Friday, August 20, 2010

everyone for themselves

it's the truth. people can argue, but what's true will remain true. we can try to take care of others, but we can never ignore ourselves. every decisions made will always reflect on what's best for us.
if everybody else do it, why shouldn't we? be selfish.

Monday, August 16, 2010

serenity, courage and wisdom

eight years back, my sister sent me a card that read,

"God gave us the serenity to accept the things we couldn't change, courage to change the things we can, and the wisdom to know the difference."

i found out recently that it's originated from the serenity prayer; very christian, but true nonetheless.

very little things are beyond our reach; death... can only think of that at the moment. for everything else, be brave and fight harder.

if it's not your death, then it can be changed. grow a pair. have courage.

Saturday, August 14, 2010

Pretty Ugly - Nanti

Engkau runsing
dia tiada di samping seperti selalu
Engkau bising
dia sentiasa berada dalam pelukanmu
Engkau ingin
akhiri hidupmu dengan dia yang benar kau cinta
Engkau tak ingin
terima semua jika impianmu itu musnah

Terlambatkah dirimu tika
dia pinta darimu itu semua
Biarkan saja dia sendiri
mungkin dia kan pergi
mungkin dia kembali

Nanti kau berjumpa
insan yang lebih sempurna
Dia milikmu selamanya
Nanti kau bertanya
dirimu sendiri
apa yang terjadi cuma hikmah
di sebaliknya

Masih sempatkah dirimu tika
dia putuskan untuk berpisah
Biarkanlah saja dia sendiri
dia takkan peduli
dia takkan kembali

Nanti kau berjumpa
insan yang lebih sempurna
Dia milikmu selamanya
Nanti kau bertanya
dirimu sendiri
apa yang terjadi cuma hikmah

Nanti kau berjumpa
insan yang lebih sempurna
Dia milikmu selamanya
Nanti kau bertanya
dirimu sendiri
apa yang terjadi cuma hikmah
di sebaliknya

Kau tak sedar
cintamu untuknya selagi dia ada bersama
Kau kan sedar
cintamu sedalam mana ketika dia telah tiada

Friday, August 13, 2010

two kinds of people?

people always talk about how there are two kinds of people in the world. the problem is each and every one of them is different from the other.

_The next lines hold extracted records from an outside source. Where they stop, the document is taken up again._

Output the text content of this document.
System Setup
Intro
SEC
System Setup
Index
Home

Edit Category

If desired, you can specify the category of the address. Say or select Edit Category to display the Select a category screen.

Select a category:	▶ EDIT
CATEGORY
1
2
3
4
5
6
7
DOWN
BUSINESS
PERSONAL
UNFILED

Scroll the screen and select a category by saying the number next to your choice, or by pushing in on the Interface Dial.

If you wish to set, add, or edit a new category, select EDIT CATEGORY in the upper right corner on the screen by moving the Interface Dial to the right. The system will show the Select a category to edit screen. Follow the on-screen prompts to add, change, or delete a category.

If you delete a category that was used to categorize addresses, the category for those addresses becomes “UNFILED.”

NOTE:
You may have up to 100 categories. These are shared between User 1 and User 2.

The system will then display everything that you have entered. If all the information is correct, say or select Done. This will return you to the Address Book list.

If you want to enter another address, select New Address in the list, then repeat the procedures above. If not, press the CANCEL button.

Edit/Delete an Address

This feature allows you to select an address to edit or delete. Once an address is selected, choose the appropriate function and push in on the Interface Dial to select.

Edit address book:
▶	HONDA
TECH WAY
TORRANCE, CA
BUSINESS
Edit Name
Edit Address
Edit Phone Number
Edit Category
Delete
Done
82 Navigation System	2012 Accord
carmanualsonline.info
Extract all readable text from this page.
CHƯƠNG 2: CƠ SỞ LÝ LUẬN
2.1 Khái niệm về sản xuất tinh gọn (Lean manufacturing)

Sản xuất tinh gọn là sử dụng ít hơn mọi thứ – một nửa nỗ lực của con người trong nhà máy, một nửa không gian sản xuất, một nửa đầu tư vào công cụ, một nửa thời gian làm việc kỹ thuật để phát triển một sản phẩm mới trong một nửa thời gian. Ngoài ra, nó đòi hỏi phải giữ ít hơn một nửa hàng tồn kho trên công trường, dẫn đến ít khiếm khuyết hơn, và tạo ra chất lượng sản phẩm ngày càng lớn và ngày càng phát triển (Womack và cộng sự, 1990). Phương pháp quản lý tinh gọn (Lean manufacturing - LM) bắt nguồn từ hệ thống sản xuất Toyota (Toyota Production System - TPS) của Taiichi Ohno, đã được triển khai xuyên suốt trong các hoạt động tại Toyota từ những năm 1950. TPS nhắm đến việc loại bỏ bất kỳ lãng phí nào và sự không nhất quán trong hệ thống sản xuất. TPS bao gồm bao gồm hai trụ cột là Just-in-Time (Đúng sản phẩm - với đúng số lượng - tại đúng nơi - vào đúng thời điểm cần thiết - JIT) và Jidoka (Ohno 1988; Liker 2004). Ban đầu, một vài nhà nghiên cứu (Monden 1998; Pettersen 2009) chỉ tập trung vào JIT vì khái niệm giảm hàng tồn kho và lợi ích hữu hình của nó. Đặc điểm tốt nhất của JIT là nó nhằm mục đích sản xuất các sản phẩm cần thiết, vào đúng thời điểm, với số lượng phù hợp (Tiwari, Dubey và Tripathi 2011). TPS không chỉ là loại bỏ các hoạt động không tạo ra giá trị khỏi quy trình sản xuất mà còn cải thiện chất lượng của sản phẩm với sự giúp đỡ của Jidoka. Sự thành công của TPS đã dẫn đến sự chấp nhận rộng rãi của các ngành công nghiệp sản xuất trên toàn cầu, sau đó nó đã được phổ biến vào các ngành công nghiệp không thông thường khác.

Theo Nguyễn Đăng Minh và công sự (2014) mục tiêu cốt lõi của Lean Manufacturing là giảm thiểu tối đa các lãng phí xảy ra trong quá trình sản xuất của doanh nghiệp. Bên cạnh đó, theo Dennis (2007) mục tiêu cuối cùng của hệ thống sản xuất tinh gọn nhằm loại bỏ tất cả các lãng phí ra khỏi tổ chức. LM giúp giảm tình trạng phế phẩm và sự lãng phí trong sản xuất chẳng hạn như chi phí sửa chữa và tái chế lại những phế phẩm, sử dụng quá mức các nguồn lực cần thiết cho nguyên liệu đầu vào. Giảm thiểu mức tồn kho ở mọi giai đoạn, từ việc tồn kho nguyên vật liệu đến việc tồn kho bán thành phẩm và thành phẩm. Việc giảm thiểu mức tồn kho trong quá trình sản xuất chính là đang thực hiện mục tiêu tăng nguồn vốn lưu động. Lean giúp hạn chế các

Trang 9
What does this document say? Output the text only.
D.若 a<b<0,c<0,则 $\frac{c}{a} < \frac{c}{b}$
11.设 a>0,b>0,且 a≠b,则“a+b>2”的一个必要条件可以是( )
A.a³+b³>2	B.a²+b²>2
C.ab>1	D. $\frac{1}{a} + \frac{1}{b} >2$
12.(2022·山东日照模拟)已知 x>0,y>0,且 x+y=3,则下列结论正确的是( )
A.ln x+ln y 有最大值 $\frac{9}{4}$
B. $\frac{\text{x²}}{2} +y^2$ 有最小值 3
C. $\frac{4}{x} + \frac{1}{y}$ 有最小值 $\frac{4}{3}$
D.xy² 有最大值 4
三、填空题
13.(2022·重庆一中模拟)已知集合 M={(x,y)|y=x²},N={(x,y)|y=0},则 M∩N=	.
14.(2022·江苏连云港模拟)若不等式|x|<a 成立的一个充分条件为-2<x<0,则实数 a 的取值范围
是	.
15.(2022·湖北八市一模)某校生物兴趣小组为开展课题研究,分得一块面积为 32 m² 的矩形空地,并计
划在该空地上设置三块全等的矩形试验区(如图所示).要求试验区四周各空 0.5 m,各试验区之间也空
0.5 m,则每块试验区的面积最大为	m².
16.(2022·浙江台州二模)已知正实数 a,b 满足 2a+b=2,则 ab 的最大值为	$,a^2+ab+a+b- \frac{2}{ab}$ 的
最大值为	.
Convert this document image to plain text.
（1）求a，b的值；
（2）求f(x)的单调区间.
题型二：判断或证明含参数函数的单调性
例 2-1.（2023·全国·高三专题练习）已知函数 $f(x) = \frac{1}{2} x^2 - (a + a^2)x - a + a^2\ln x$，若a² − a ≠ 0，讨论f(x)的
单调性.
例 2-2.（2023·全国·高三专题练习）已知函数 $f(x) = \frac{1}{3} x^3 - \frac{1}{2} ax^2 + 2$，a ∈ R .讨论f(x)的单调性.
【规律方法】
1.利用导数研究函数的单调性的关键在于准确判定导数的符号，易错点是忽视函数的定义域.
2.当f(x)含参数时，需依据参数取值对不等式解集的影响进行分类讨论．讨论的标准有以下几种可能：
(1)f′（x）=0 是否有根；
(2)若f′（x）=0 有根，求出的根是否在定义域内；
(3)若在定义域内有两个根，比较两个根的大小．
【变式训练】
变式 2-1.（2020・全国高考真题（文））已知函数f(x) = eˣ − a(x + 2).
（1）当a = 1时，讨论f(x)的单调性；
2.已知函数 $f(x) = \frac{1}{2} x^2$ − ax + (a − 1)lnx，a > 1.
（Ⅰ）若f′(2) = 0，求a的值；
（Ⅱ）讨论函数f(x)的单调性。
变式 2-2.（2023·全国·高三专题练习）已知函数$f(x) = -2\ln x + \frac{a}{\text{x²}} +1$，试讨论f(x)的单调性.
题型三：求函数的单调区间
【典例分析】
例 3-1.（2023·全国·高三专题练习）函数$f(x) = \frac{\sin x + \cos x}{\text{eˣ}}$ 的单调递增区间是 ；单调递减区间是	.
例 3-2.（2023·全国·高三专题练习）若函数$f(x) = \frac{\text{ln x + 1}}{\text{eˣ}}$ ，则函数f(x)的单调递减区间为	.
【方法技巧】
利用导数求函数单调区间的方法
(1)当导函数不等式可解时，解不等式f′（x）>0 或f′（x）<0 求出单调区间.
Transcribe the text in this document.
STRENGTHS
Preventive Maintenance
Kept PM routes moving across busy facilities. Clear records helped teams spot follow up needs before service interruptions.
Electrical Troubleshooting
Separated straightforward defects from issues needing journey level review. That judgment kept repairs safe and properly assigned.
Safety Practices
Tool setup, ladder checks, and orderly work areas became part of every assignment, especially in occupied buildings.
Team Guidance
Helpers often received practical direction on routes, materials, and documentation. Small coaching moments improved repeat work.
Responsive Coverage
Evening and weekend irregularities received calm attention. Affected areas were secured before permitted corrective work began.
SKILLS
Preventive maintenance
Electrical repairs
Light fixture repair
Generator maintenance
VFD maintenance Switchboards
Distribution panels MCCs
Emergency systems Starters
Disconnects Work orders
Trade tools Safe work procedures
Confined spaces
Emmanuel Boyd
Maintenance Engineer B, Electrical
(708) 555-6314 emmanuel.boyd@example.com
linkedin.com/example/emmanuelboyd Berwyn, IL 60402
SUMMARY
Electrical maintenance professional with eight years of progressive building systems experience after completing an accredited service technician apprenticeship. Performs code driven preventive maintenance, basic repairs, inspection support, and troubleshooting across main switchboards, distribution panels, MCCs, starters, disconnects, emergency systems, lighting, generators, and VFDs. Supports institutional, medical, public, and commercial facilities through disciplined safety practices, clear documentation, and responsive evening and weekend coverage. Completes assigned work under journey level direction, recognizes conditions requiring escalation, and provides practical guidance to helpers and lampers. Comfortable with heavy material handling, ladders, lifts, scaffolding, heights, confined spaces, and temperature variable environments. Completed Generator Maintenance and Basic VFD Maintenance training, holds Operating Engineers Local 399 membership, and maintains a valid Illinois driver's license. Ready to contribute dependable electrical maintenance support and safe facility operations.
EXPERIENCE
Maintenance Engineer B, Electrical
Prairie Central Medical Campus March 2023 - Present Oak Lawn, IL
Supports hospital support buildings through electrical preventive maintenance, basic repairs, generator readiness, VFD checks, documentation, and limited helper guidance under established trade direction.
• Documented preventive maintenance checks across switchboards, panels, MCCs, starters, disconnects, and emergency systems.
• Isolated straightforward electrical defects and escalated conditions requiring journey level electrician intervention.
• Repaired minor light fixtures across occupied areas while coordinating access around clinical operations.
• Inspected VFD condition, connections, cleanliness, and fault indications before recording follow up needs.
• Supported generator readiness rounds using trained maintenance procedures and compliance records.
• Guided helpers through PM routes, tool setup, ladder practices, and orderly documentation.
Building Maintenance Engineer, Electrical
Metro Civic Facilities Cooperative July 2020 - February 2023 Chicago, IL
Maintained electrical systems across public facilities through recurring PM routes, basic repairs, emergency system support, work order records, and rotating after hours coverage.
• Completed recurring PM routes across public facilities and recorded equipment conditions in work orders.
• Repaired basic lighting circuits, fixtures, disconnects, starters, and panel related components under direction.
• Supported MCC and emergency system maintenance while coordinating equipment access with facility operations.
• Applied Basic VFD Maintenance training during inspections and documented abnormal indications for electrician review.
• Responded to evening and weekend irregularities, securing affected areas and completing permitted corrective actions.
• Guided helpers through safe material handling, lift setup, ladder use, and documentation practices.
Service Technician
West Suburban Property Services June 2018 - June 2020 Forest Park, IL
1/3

truth is there really are just two kinds of people; those who group others and those who don't.

oxymoron

be real, people.

you cant dump someone and then say you let them go.

that's just oxymoronic.

only people who are dumped are entitled to say that.


you cant let someone who has no intention of going go.

a fisherman doesnt tell the sea that he lets her go.

he tells the fishes that.


you cant be the red riding hood and the big badass wolf in the same play.

it's either you're the sweet grandma-visiting girl,

or the mean grandma-eating wolf.


being both is selfish.

and did i mention oxymoronic?


diesingle

i dont know whether it's a sign or a coincidence, but "diesingle" is the word verification displayed when i first created this blog. ok, i added an 'e' to it. it was just "diesingl". still, it sucks.

since the women that i love most, more than anything else (duh, that's what "most" supposed to mean), loves me no longer, i'll take it as a sign; at least for now, until it's proven otherwise.

what a depressing first post. hope it gets better.